1. Lontong Campur, Jejak Rasa yang Hanya Ada di Glenmore

Bicara soal kuliner campur di Banyuwangi, tak lengkap tanpa menyebut lontong campur Glenmore. Hidangan ini hanya bisa ditemukan di kawasan Glenmore dan menjadi salah satu ikon kuliner lokal yang diwariskan lintas generasi.

Kepala Dinas Kebudayaan dan Pariwisata Banyuwangi, Taufik Hidayat, menegaskan keunikan sajian ini.

“Lontong campur Glenmore itu legend kalau di sini, karena di daerah lain tidak ada. Kalau ingin makan lontong campur, harus ke Glenmore,” ujarnya.

Keistimewaan lontong campur terletak pada perpaduan rasa dan tekstur—lontong yang lembut disiram bumbu kacang khas Banyuwangi, dilengkapi sayur kuah santan dan irisan daging yang gurih. Semua komponennya berpadu tanpa saling menutupi.

Taufik menjelaskan bahwa bumbu kacang dibuat secara tradisional, diulek manual, bukan instan, sehingga tingkat kepedasannya bisa disesuaikan. 
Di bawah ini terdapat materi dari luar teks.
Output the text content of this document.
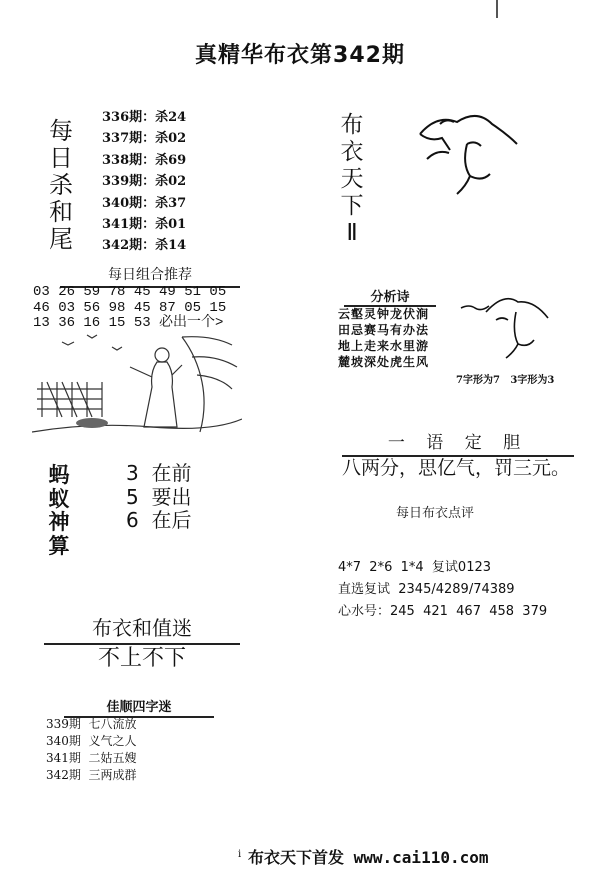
真精华布衣第342期
每
日
杀
和
尾
336期：杀24
337期：杀02
338期：杀69
339期：杀02
340期：杀37
341期：杀01
342期：杀14
每日组合推荐
03 26 59 78 45 49 51 05
46 03 56 98 45 87 05 15
13 36 16 15 53 必出一个>
蚂
蚁
神
算
3  在前
5  要出
6  在后
布衣和值迷
不上不下
佳顺四字迷
339期  七八流放
340期  义气之人
341期  二姑五嫂
342期  三两成群
布
衣
天
下
Ⅱ
分析诗
云壑灵钟龙伏涧
田忌赛马有办法
地上走来水里游
麓坡深处虎生风
7字形为7   3字形为3
一 语 定 胆
八两分，思亿气，罚三元。
每日布衣点评
4*7  2*6  1*4  复试0123
直选复试  2345/4289/74389
心水号：245  421  467  458  379
ⅰ 布衣天下首发 www.cai110.com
“Lontongnya enak lembut, tidak seperti lontong biasa, lontongnya memang dibuat khusus,” katanya. Di Glenmore, lontong campur mudah ditemui dari pagi hingga malam, baik di area pasar maupun di sekitar stasiun.

2. Dari Rujak Soto hingga Pecel Rawon, Wujud Akulturasi di Piring

Fenomena “campur-campur” tak hanya terbatas pada lontong. Banyuwangi juga punya dua kuliner legendaris yang menjadi simbol keberagaman rasa: rujak soto dan pecel rawon.

Dalam buku Jendela Indonesia: Campur-Mencampur Ala Banyuwangi-an (Litbang Kompas, 2021), dijelaskan bahwa kedua makanan ini mencerminkan hasil akulturasi kuliner antar daerah. 

Rujak soto merupakan kombinasi rujak ulek atau rujak cingur dengan kuah soto, sedangkan pecel rawon menyatukan pecel khas Madiun dan rawon khas Surabaya dalam satu sajian.

Seporsi pecel rawon berisi nasi, sayuran rebus seperti bayam, taoge, dan kacang panjang yang disiram sambal pecel. Di atasnya, kuah rawon hitam pekat dituang, menciptakan perpaduan rasa gurih, manis, dan sedikit pahit dari kluwek. Pelengkap seperti empal, paru goreng, udang, hingga rempeyek kacang menambah kekayaan tekstur.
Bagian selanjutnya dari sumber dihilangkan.